Enquanto soltávamos de um capítulo para o outro, a história percorria da comédia ao drama. Algumas vezes, nos perdíamos entre tantos parágrafos e períodos, mas você soube me segurar com firmeza. Tropecei em cada vírgula e você riu por todas tentativas de equilíbrio. No entanto, não conseguiu evitar os meus estilhaços, quando ouvi daquelas linhas as nossas despedidas e desencantos.
Procurei uma borracha e desejei apagar todas as frases que nos fizeram cair em prantos. Esfregava com vigor, sem puder e continuamente, porém nada se desfazia. Com um olhar de censura, você dizia que nenhum texto podia ser corrigido, pois as lembranças já não nos pertenciam.

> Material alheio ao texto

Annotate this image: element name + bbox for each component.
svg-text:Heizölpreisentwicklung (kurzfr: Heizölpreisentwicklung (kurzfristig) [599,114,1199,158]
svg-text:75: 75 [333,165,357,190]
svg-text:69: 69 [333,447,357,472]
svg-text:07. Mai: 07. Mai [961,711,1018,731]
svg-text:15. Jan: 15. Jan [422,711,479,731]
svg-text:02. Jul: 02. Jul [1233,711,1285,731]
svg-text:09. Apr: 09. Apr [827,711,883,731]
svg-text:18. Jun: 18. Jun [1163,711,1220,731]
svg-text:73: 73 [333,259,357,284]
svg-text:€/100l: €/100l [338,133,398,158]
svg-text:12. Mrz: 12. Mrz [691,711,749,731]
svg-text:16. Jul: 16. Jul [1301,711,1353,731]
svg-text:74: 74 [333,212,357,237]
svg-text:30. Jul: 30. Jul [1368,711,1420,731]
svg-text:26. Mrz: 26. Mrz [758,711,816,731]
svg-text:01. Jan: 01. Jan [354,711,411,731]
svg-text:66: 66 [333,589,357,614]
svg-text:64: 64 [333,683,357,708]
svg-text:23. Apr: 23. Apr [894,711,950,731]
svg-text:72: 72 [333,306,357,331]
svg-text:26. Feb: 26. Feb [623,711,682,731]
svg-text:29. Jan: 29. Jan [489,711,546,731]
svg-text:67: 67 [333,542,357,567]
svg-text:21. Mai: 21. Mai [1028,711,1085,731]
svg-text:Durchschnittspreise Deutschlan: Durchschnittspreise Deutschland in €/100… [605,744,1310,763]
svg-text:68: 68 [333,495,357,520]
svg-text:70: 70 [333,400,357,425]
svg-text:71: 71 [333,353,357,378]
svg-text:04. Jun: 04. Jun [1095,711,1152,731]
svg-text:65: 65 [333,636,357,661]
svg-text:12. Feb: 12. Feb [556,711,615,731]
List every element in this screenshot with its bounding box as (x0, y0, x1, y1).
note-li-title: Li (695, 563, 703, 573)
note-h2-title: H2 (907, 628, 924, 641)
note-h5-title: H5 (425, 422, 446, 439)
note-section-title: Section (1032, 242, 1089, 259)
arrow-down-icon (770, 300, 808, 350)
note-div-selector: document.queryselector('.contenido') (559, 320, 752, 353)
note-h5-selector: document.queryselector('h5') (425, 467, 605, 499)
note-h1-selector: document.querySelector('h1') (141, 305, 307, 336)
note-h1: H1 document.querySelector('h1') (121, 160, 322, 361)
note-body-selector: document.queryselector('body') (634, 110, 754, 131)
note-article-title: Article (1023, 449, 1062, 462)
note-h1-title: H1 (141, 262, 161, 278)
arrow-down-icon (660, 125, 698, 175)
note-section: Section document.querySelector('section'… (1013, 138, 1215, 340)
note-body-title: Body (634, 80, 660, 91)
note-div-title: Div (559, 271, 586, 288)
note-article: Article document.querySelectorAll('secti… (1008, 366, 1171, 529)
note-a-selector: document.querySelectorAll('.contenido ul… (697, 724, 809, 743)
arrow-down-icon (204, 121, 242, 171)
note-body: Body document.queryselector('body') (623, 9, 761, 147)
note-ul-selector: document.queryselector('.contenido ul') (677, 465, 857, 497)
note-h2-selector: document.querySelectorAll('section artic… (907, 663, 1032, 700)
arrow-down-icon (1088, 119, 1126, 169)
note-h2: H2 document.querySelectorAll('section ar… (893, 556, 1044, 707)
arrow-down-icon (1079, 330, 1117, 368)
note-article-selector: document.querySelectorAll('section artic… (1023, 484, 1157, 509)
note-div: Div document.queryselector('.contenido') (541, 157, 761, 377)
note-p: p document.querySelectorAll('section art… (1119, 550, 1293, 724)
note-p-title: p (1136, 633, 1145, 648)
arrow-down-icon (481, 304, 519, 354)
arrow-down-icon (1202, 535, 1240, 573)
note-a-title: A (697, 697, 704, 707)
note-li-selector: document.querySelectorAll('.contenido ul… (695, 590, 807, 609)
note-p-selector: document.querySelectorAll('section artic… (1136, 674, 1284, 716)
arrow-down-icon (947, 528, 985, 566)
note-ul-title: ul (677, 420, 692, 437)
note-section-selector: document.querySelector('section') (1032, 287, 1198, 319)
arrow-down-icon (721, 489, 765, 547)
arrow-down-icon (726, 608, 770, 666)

Cada folha, cada frase, rabiscos ou borrões foram vendidos ao tempo, em troca de vivermos sossegados longe um do outro.
Sem o mesmo ânimo, folheei mais algumas páginas e perguntei o motivo dessa nossa escolha. Ao olhar a capa, percebi os nossos nomes como autores, mas não éramos mais os donos, somente coadjuvantes do tempo. Fechei o livro e o guardei entre os meus pertences. Decidi te ter apenas nas entrelinhas.